Population (31 December 2025)
- • Total: 279,492
- • Density: 296.97/km^{2} (769.15/sq mi)
- Time zone: UTC+01:00 (CET)
- • Summer (DST): UTC+02:00 (CEST)
- Vehicle registration: DN, JÜL, MON, SLE
- Website: http://www.kreis-dueren.de

= Düren (district) =

Düren (/de/) is a Kreis (district) in the west of North Rhine-Westphalia, Germany. Neighboring districts are Heinsberg, Neuss, Rhein-Erft-Kreis, Euskirchen and Aachen.

==History==

The district was created in 1972 by merging the former districts of Jülich and Düren. Both districts date back to 1816 when the new Prussian Rhine Province was created. Before the French Revolutionary and Napoleonic Wars (1794), all of the area belonged to the duchy of Jülich.

==Geography==

Geographically, it covers both the lowlands of the Lower Rhine Bay as well as the mountains and hills of the Eifel. The district has rich lignite (brown coal) deposits, which is used in open pit mining. Another big industry is paper production, which dates back to the second part of the 16th century. The main river in the district is the Roer. The eastern parts drain into the Erft via Neffelbach and Rotbach.

Parts of the Düren district belong to Eifel National Park.

==Coat of arms==
| | The coat of arms shows the lion from the city of Jülich in the upper part. In the bottom it has a paper roll with the capital letter D for Düren, because the paper industry has long history.

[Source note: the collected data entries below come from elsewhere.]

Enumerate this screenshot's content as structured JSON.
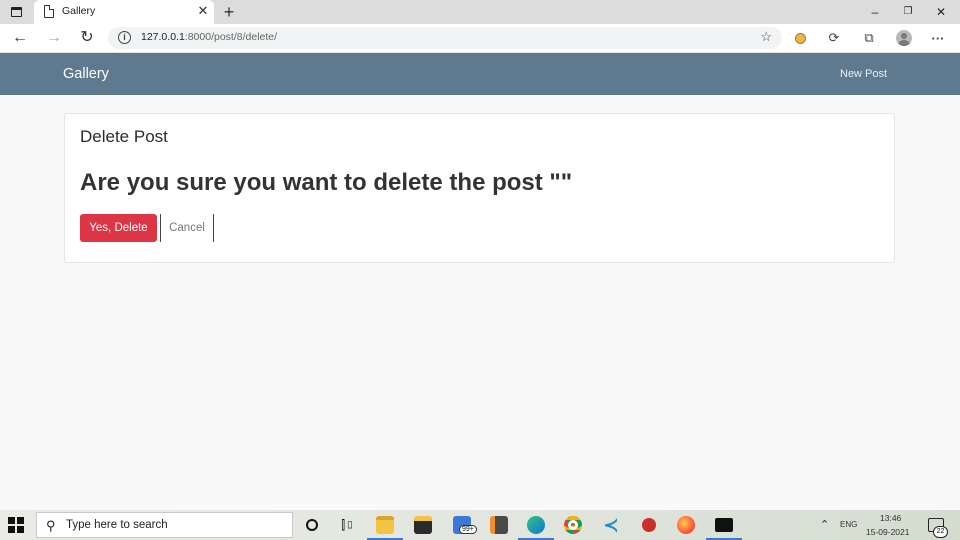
{
  "browser": {
    "tab": {
      "title": "Gallery",
      "close_label": "✕"
    },
    "new_tab_label": "+",
    "window_controls": {
      "minimize": "–",
      "restore": "❐",
      "close": "✕"
    },
    "url": {
      "host": "127.0.0.1",
      "path": ":8000/post/8/delete/"
    }
  },
  "navbar": {
    "brand": "Gallery",
    "new_post_label": "New Post",
    "background_color": "#5f7a8e"
  },
  "card": {
    "title": "Delete Post",
    "heading": "Are you sure you want to delete the post \"\"",
    "confirm_button": "Yes, Delete",
    "cancel_button": "Cancel",
    "danger_color": "#dc3545"
  },
  "taskbar": {
    "search_placeholder": "Type here to search",
    "mail_badge": "99+",
    "language": "ENG",
    "time": "13:46",
    "date": "15-09-2021",
    "notification_count": "22",
    "icons": [
      "windows-start-icon",
      "cortana-icon",
      "task-view-icon",
      "file-explorer-icon",
      "store-icon",
      "mail-icon",
      "sublime-text-icon",
      "edge-icon",
      "chrome-icon",
      "vscode-icon",
      "app-icon",
      "firefox-icon",
      "terminal-icon"
    ]
  }
}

The coat of arms were granted in 1942. |

== Towns and municipalities ==

| Towns | Municipalities |
| # Düren # Heimbach # Jülich # Linnich # Nideggen | # Aldenhoven # Hürtgenwald # Inden # Kreuzau # Langerwehe | - Merzenich - Niederzier - Nörvenich - Titz - Vettweiß |

==Sister County==
Düren has a partnership with Dorchester County in Maryland.